The bar was a pretty cool experience, actually. It was a 3 Euro cover charge (il coperto) to get in, and 4.50 Euro for a pint of beer. You would think that Communists wouldn’t believe in charging for anything, but you did get the 50 Eurocents back on the beer if you returned the glass. The posters on the walls were fascinating and while I disagreed politically with many of them, there were a few that I would hang up back home (Push Bush Out!).

A band was playing, made up of a saxophonist, two guitarists and a drummer. As someone with an ear for musicality (I play four instruments, including sax), it was probably the worst excuse for music that I have ever heard in my life. It was basically a free-for-all, with each member of the “band” playing whatever the hell they wanted without respect for any sense of rhythm and without regard for what the others were playing.
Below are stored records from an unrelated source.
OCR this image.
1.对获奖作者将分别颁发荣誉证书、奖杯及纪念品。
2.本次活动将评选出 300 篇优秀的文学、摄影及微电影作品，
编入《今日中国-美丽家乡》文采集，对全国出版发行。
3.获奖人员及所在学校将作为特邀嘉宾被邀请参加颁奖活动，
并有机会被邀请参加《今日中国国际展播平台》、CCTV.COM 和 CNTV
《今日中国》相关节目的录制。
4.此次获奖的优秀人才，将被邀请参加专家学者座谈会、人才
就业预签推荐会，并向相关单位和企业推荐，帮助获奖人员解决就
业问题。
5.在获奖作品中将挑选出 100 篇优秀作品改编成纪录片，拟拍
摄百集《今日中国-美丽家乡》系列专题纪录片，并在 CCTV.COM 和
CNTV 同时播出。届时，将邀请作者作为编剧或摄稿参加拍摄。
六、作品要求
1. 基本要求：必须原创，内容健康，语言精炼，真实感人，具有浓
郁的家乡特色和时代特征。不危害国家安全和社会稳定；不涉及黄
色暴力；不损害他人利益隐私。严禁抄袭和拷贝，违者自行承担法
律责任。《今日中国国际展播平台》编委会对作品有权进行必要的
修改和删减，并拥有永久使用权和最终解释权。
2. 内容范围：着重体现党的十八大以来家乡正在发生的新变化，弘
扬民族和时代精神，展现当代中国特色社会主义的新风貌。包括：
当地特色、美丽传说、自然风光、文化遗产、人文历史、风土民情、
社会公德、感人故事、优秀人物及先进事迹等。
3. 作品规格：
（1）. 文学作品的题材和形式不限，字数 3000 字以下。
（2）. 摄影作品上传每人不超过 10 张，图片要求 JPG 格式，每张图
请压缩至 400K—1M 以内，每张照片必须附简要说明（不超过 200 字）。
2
The sax player, although I sensed that some talent was there, sounded like a kid who got his first instrument blasting away at piercing high notes. The bass was ridiculously overpowering and the drummer wasn’t even playing a coherent beat. For some reason, people clapped at the end. I’m not sure whether or not they were clapping because it’s what European Communists listen to nowadays, or that they were just being polite. I don’t think Marx or Lenin would have been too impressed.

Pier Luigi Bersani Photo Courtesy of Wikimedia COmmons

Pier Luigi Bersani Photo Courtesy of Wikimedia Commons

I couldn’t stand the travesty that was assaulting my ears for too much longer and was beginning to wonder if the bar was wiretapped by the CIA.  Before I left, I spoke to several patrons of the bar about the election. These barflies probably weren’t Communists, but definitely leaned left (just to clear things up, Europe's left-right spectrum is much wider than America's, with the parliamentary, proportional representation system allowing fringe extremist parties to have more of a voice). All of the people I spoke with were supporting Pier Luigi Bersani for Prime Minister, he is a former Communist who was running on a left-center coalition ticket.

 

Bersani and his party ended up winning the election with almost 40 percent of the vote, but Berlusconi on the center-right came in close second.

Silvio Berlusconi Photo Courtesy of Wikimedia Commons

Silvio Berlusconi Photo Courtesy of Wikimedia Commons

In third place was the comedian Beppe Grillo of the Five Star Movement, which advocates direct democracy through internet voting, kicking out all professional politicians from office and essentially abolishing the current political system. Grillo in a nutshell is like if Jon Stewart or Stephen Colbert was the nominee for Americans Elect and brought on board a ton of fans and donors.

Unsurprisingly, current Prime Minister Monti finished last, with less than 10 percent of the vote.

 

But here is where things get interesting: while Bersani has enough support in the House of Deputies (the Italian Parliament’s lower house), no one won control of the Senate. Berlusconi attempted to form an alliance with Bersani, but was rebuffed. Then Bersani tried to court Grillo, but failed. Such are the pitfalls of Italian government and Italy could very well see another election in six months to see who controls the Senate.

Then again, Italian politics are something of a laughingstock to begin with. With candidates like Berlusconi (a media mogul and the owner of AC Milan, but a complete caricature who had to resign as Prime Minister last time around following a sex scandal with an underage girl) and Grillo (a comedian by trade who was convicted of involuntary manslaughter as a result of a car accident back in 1980), it’s hard to take the elections seriously. However ridiculous they may seem, it's important to remember that these elections have ripple effects throughout Europe and the rest of the world.